Survivors Manchester:
★★★★
"The most beautifully inspiring experience In the theatre I have ever had."
"Markus Potter and David Holthouse have produced something that is more than a script, more than a play. They have produced an access point for the world to understand the true reality of being a male survivor, and intricacies and complexities of living with the biggest secret one can ever have".

AUSTRALIA

"This is theatre on a knife edge, with infinite micro-decisions by the writers contributing to its urgency as it lifts a scab and allows us to peer at a wound most of us could barely imagine." - Sydney Morning Herald

"Graeme McRae delivers an outstanding performance. It is an incredibly important story that needs to be heard." - BroadwayWorld

"When theatre bites down hard on a subject like this you, too, are caught in its teeth." - The Sydney Morning Herald

“...this is gut punch theatre by stealth...Stalking The Bogeyman is an important, relevant story to tell.  Unfortunately, not a rare story....But the truth telling mustn’t stop and at this time, in this intimate space, with this cast, this production bears witness with humanity and authority. – Sydney Arts Guide

A very involving piece of theatre that leaves you thinking and feeling a little raw from the sexual trauma that so many in our society experience. Played with heartfelt naturalism and honesty by Graeme McRae, this is the true story of David Holthouse. Stalking the Bogeyman is told in such a way that you are responding moment by moment to the life of David in his reliving of the experience and him trying to come to terms with his abuse. We the audience feel his horror, his fear, his wanting it to all go away, his awareness of other bogeymen in society, his desire for revenge, his desire to self-destruct, and his secrecy of the rape to the people closest in his life in order to protect them. – The Buzz from Sydney

Holthouse, alongside playwright Markus Potter, has created a complex, compelling piece of storytelling that could so easily have been one-dimensional and all about revenge. But there are so many other important layers to the script.
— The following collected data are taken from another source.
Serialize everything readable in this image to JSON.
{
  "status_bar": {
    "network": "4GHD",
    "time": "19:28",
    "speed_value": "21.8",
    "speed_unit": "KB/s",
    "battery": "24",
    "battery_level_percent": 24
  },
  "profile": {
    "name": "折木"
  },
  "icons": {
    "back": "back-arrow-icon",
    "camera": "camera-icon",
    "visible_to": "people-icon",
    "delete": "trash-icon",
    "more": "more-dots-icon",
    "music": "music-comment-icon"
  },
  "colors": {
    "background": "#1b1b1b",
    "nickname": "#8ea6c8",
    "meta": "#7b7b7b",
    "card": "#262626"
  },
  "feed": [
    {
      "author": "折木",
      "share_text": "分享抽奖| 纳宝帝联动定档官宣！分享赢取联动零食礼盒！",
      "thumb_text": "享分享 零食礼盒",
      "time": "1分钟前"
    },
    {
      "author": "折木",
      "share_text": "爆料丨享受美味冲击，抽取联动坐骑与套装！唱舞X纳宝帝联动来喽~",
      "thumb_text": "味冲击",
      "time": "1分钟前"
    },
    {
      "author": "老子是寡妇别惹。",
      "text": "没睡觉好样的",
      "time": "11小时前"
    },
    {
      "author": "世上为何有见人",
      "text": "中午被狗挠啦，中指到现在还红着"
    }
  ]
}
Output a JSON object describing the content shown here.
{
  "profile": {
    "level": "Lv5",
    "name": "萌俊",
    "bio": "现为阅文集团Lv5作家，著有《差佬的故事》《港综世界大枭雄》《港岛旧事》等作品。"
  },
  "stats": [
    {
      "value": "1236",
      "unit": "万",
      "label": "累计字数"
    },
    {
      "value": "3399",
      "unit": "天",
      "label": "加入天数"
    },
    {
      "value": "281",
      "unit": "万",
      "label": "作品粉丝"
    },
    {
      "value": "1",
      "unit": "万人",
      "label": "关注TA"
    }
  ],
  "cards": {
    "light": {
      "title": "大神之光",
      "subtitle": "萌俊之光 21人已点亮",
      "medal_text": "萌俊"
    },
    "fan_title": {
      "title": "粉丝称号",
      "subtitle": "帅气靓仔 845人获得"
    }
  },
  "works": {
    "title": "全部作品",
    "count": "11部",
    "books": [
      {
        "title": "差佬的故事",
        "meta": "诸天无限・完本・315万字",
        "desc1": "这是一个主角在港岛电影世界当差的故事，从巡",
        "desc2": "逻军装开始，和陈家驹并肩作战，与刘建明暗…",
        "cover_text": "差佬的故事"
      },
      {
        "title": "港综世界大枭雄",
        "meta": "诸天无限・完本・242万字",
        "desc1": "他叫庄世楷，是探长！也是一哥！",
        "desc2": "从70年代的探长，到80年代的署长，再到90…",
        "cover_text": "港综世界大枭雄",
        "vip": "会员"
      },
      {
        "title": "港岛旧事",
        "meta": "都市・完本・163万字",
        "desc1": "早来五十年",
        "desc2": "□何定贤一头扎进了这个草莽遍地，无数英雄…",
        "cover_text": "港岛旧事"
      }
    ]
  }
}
They have managed to articulate all of the conflicting emotions of betrayal, pain, revenge and fear in a distinctly human way. – Theatre Now

It is an engaging production, keeping things concise and clear. Ideas in Stalking The Bogeyman are simple, and powerfully conveyed on this stage. Leading man Graeme McRae’s vulnerability as David is a vital component, that preserves our empathy comprehensively, through every step of the proceedings. The eponymous bogeyman is played by Radek Jonak, whose portrayal of malevolence is as impressive as the electrifying energy he introduces with each appearance. – Suzy Go See

Stalking the Bogeyman is a gripping story that is both stomach-turning and shocking as it is hard to fathom that this not just a playwright's imagination but is a real story. The work retains the truth and honesty without overacting so that the impact of the work is fully felt, and the weight of the content is clear. It is an incredibly important story that needs to be heard so that people protect the innocent.. – Broadway World

What you get in Stalking the Bogeyman is the raw emotion imparted from the victim... It’s a very moving, very personal and powerful account and Graeme McRae as a wounded but empathetic David holds our attention from that opening line to the very last line. The ensemble cast are uniformly excellent and the whole production, is tight and compelling. This is a difficult story and a confronting production with a subtle approach to trauma and masculinity that I haven’t seen on a Sydney stage before. – Night Writes

NORTH CAROLINA

Critical reception for the North Carolina performance was positive and the Citizen-Times praised the play's cast.